Mathematical Modeling in Biomedical Applications
From Respiratory Health to Brain

Speaker: David Quesada, Ph.D.
Associate Professor of Physics, St. Thomas University
Date: Wednesday, April 19
Time:12:10-12:50 p.m.
Venue: Mailman-Hollywood Building | Second Floor Auditorium
 
ABSTRACT:  Mathematical modeling has become one of the most used tools in biomedical applications. Health "in silico" representation facilitates the comprehension of many physiological mechanisms operating behind medical conditions and help biomedical researchers and engineers to narrow the space of possibilities to consider for a more detailed analysis. Thus, leading to a considerable saving of resources, times and an increase in efficiency in engineering solutions. In this presentation, different modeling techniques (Statistical modeling, systems of non linear ODE, and graph theory and networks) are applied to address conditions associated with environmental biometeorology and respiratory health (asthma and upper respiratory tract epidemics), and a central nervous condition (epilepsy) origination. Noteworthy, in the case of asthma, it resulted in a potential biomedical engineering extension, that involves wearable devices for tracking weather and health conditions affected by asthma.
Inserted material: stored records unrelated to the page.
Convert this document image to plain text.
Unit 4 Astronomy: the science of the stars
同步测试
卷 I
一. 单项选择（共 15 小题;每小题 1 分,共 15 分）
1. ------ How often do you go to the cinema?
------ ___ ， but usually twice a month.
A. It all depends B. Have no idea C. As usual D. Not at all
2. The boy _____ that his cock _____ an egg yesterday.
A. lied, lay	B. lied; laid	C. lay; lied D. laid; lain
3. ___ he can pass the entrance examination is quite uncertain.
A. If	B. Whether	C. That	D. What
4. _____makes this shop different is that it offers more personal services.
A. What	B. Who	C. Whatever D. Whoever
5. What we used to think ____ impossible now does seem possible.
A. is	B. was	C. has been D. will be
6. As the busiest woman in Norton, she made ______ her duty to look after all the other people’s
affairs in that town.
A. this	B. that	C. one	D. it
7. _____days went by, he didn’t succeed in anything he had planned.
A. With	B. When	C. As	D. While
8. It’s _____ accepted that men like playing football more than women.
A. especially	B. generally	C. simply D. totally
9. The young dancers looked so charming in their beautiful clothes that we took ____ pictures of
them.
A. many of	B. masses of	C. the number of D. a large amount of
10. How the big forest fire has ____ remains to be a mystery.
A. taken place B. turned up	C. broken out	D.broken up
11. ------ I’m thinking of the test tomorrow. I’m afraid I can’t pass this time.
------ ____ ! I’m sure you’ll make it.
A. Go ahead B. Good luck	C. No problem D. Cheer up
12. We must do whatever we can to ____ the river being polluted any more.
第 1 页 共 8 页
Projects to be presented benefited from undergraduate students interested in doing research at out institution, and from partnerships with Florida Asthma Coalition, the Department of Health of Florida and the Department of Biomedical Engineering at FIU. These ongoing projects are intended also to build a gateway for further collaboration with other institutions.
 
SPEAKER BIO: After 10 years serving at the Department of Theoretical Physics in the University of Havana, Cuba, the School of Science, Technology, and Engineering Management of St. Thomas University hired Dr. Quesada. He has been teaching in areas of Physics and Mathematics, where he also does outreach and mentorship for undergraduate research. He has been in Academia for 23 years. His research focuses in the application of methods of Mathematical Physics and Complexity in subjects from Biophysics to Condensed Matter Physics. Relevant research interests include: Biometeorology of respiratory disorders, biophysical models of asthma, high temperature superconductivity, and Josephson junctions for quantum computing.